Antonis Rikka

Personal information
- Full name: Anthony Stavros Ricca
- Date of birth: 3 March 1986 (age 40)
- Place of birth: Marseille, France
- Height: 1.79 m (5 ft 10 in)
- Position: Defensive midfielder

Youth career
- –2005: Marseille

Senior career*
- Years: Team / Apps / (Gls)
- 2005–2006: Marseille / 0 / (0)
- 2006–2008: Skoda Xanthi / 27 / (1)
- 2006–2007: → Niki Volos (loan) / 29 / (0)
- 2008–2013: AEK Athens / 31 / (0)
- 2010–2011: → Olympiacos Volos (loan) / 7 / (0)
- 2011: → Kerkyra (loan) / 2 / (0)
- 2013–2014: Red Star / 14 / (0)
- 2014–2015: Aiginiakos / 20 / (1)
- 2015–2016: AO Chania / 15 / (0)
- 2017: Ialysos
- 2017–2018: AO Symi / 15 / (5)
- 2018–2019: Rodos / 12 / (2)
- 2019–2020: AO Symi / 2 / (0)

International career^{‡}
- 2004–2005: Greece U19 / 13 / (0)
- 2006–2008: Greece U21 / 12 / (0)

= Antonis Rikka =

Greek footballer (born 1986)

Anthony Stavros Ricca (Αντώνης Σταύρος Ρίκκα; born 3 March 1986), most known as Antonis Rikka, is a Greek former professional footballer who played as a defensive midfielder.

==Club career==

===Marseille===
Born in Marseille, France, Rikka started his career in the city's biggest club, Olympique de Marseille.

===Skoda Xanthi===
After not being able to establish himself at Marseille, Rikka was released and joined Skoda Xanthi on 4 February 2006, making 4 appearances until the end of the season.

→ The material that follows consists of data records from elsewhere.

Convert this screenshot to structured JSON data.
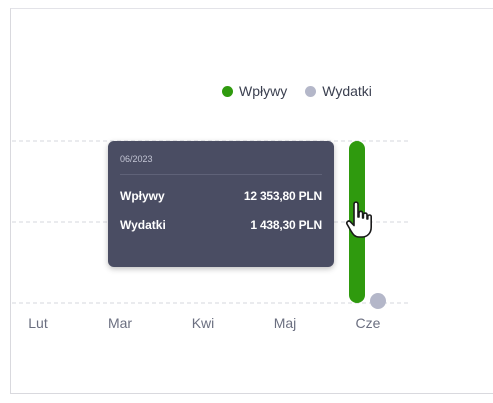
{
  "legend": {
    "inflows_label": "Wpływy",
    "outflows_label": "Wydatki"
  },
  "colors": {
    "inflows": "#2f9a0e",
    "outflows": "#b4b7c9",
    "tooltip_bg": "#4a4d63"
  },
  "tooltip": {
    "date": "06/2023",
    "rows": [
      {
        "label": "Wpływy",
        "value": "12 353,80 PLN"
      },
      {
        "label": "Wydatki",
        "value": "1 438,30 PLN"
      }
    ]
  },
  "cursor_icon": "hand-pointer-icon",
  "chart_data": {
    "type": "bar",
    "categories": [
      "Lut",
      "Mar",
      "Kwi",
      "Maj",
      "Cze"
    ],
    "series": [
      {
        "name": "Wpływy",
        "values": [
          0,
          0,
          0,
          0,
          12353.8
        ]
      },
      {
        "name": "Wydatki",
        "values": [
          0,
          0,
          0,
          0,
          1438.3
        ]
      }
    ],
    "unit": "PLN",
    "grid": true,
    "legend_position": "top-right",
    "ylim": [
      0,
      12353.8
    ]
  }
}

Then, he joined on loan Niki Volos, a Beta Ethniki team, in order to gain more experiences. He stayed with them for the 2006–07 season, participating in 29 league games. Although his team finished last and relegated, his performances were good enough to make the Skoda Xanthi coach Emilio Ferrera trust him with a place in the following year's squad. Rikka grabbed the opportunity and having played 23 league games was one of the team's best players.

===AEK Athens===
On 16 May 2008, Rikka signed a five-year contract for Greek Super League runners-up side AEK Athens for €600,000, but did not manage to impress AEK's trainers in his first season and managed only three appearances, due to a serious injury. After two consecutive seasons on loan, he returned to AEK.

===Loan to Olympiacos Volos===
On 1 June 2010, Rikka joined Olympiacos Volos on loan for one season.

===Loan to Kerkyra===
On 16 January 2011, Rikka joined Kerkyra on loan until the end of the season.

===Second stint in AEK===
In August 2011, Rikka returned to AEK Athens, but he was not at Jimenez plans. When Kostenoglou took charge in AEK, he considered his senior squad and he finally decided to keep Rikka. On 19 November, he came on as a second-half substitute against Asteras Tripolis and he made a comeback. In that whole season, Rikka made 13 appearances.

===Red Star===
On 4 July 2013, Rikka joined Red Star after his contract with AEK was terminated.

===Football League (Greece)===
In 2014, he played in the Football League for Aiginiakos and then AO Chania. In 2017 he moved to Ialysos for a while and then for AO Symi. He returned to Rhodes in to play for Rodos for a season only to finish his career at AO Symi in 2020.